Large multimodal models excel in multimodal tasks but face significant computational challenges due to excessive computation on visual tokens. Unlike token reduction methods that focus on token-level redundancy, we identify and study the computation-level redundancy on vision tokens to ensure no information loss. Our key insight is that vision tokens from the pretrained vision encoder do not necessarily require all the heavy operations (e.g., self-attention, FFNs) in decoder-only LMMs and could be processed more lightly with proper designs. We designed a series of experiments to discover and progressively squeeze out the vision-related computation redundancy. Based on our findings, we propose ProxyV, a novel approach that utilizes proxy vision tokens to alleviate the computational burden on original vision tokens. ProxyV enhances efficiency without compromising performance and can even yield notable performance gains in scenarios with more moderate efficiency improvements. Furthermore, the flexibility of ProxyV is demonstrated through its combination with token reduction methods to boost efficiency further. The code will be made public at this https://github.com/penghao-wu/ProxyV URL.

Figures (5)

• Figure 1: ProxyV retains or increases the fine-grained benchmark performance while effectively reducing the computational cost. ProxyV-L12 and ProxyV-L16 denote applying ProxyV from layers 12 and 16, respectively.
• Figure 2: The relative $\rm{Score_{fine}}$ with different vision attention masking ratios for different LLMs. The computation redundancy begins in the middle to rear part of the LLMs as masking the vision attention does not affect the performance.
• Figure 3: Left: the vanilla LMM structure where full vision tokens cause significant computation. Right: the overall pipeline of the proposed ProxyV algorithm. The full vision tokens are first downsampled to obtain a much smaller version that works as proxy vision tokens. The proxy vision tokens participate in the original operations in the decoder layer including the self-attention and the FFNs to obtain useful information at a much lower cost. After this, each original vision token is guided by its spatially corresponding proxy vision token for an update through a lightweight MLP.

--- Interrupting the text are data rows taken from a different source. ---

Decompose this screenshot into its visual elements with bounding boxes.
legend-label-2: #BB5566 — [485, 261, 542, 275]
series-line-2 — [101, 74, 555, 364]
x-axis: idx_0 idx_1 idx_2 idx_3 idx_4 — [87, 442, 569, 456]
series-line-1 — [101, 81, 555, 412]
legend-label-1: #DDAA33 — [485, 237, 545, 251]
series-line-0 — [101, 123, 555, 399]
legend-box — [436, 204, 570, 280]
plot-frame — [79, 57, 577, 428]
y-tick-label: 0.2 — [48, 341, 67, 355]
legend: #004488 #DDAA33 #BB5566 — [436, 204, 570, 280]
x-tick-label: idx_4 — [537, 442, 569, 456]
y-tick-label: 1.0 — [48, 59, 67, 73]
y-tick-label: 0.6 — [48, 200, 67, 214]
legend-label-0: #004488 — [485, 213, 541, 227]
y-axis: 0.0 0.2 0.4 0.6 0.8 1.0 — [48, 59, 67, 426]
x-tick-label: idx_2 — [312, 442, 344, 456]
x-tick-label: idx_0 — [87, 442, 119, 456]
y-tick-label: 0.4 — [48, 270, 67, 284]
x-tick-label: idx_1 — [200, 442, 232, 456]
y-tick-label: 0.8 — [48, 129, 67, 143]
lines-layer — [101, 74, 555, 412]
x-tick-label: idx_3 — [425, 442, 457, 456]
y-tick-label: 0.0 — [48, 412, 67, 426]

• Figure 4: The illustration of the non-spatial ProxyV. Upper part: proxy vision tokens are generated as a weighted combination of full vision tokens through a simple attention operation. Lower part: The previous attention score is reused to splat the proxy vision tokens into guidance for the full vision tokens update. The softmax operations are skipped in the figure.
• Figure 5: Cases where token reduction methods fail. Left: Token reduction methods fail to extract the complete dense information accurately. Right: Token reduction methods fail to retain critical visual information when the image contains diverse and dense visual details. In these cases, ProxyV retains all the visual information and successfully extracts the important visual details.